Adoption and Diffusion of Medical Technology: Evidence from TAVR

Monday, June 11, 2018: 1:50 PM
Dogwood - Garden Level (Emory Conference Center Hotel)

Presenter: Robert Huckman

Co-Author: Ariel Stern

Discussant: Michael R. Richards


New health care technologies have substantially improved health outcomes but have also been implicated in the growing cost of care delivery. The adoption of new technologies itself is a learning process, with evidence showing that new technologies and procedures often involve physician learning and tradeoffs in quality and productivity as clinicians move from older to newer procedures. We consider the early years of uptake for a new cardiac procedure – transcatheter aortic valve replacement (TAVR) – and its implications for physician procedure mix and patient outcomes.

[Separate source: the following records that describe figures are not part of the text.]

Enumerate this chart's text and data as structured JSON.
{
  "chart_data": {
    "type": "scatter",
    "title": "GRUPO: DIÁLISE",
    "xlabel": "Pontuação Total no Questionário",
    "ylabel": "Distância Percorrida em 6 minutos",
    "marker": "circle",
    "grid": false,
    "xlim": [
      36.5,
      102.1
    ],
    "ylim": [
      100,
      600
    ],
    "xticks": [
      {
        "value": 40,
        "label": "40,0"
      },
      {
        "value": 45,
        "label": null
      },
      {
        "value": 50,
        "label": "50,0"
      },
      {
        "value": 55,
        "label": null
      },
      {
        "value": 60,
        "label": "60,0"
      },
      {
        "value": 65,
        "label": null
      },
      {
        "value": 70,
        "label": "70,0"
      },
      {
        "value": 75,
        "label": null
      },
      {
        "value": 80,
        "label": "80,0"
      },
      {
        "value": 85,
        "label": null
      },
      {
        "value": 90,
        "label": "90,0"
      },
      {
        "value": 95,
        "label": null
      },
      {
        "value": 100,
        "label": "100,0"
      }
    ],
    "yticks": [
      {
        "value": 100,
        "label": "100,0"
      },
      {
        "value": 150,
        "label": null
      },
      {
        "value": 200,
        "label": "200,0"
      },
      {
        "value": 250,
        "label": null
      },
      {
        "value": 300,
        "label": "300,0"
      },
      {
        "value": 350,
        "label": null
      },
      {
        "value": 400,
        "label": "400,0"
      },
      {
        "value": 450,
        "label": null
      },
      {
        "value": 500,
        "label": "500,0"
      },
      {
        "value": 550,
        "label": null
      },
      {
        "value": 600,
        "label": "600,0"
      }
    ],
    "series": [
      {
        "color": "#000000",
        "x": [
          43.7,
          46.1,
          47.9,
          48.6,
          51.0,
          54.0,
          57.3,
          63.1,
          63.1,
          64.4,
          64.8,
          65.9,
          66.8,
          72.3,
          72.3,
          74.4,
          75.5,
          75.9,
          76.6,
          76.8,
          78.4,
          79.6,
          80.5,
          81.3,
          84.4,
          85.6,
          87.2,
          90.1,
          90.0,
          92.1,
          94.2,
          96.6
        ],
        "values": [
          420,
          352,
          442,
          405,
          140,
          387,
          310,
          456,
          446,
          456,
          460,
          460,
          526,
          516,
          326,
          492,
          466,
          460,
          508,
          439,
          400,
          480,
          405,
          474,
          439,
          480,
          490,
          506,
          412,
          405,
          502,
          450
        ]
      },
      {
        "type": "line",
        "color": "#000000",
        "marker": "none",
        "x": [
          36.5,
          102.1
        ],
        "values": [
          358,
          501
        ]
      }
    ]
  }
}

TAVR is a therapy for cardiac patients with severe aortic stenosis who either are not clear candidates for the use of the more invasive, incumbent technology – surgical aortic valve replacement (SAVR) – or who are at high risk for complications due to surgery. In its first three years, TAVR grew to include over 1/3 of all aortic valve replacement procedures in New York State, which serves as the setting for our empirical analysis. We use data on all aortic valve replacement procedures performed in the state of New York over the four-year period (2010-2013, inclusive). Our period of observation precedes the introduction of TAVR spans the early years of its diffusion. We document patterns in the uptake of TAVR across physicians and hospitals as well as patterns of access and receipt among (potential) patients. We ask whether the uptake of TAVR is correlated with prior utilization of SAVR at the physician and/or facility level.

We find that a hospital's pre-TAVR level of specialization in SAVR positively predicts both TAVR adoption and intensity of use. That is, hospitals that had already specialized in aortic valve replacement procedures are more likely to adopt TAVR and use the procedure more frequently when they do. Additionally, a higher fraction of doctors with (any) TAVR experience positively predicts subsequent intensity of use at the hospital level. We also observe meaningfully shorter post-procedure length of stay in hospital following TAVR relative to SAVR. Differences in 30-day mortality post procedure for the two technologies, however, are difficult to discern. The insights from this project are relevant for a broader understanding of the impact of technology diffusion on physician treatment decisions, the accumulation of technology-specific experience at the physician level, patient access to therapies, and health care productivity.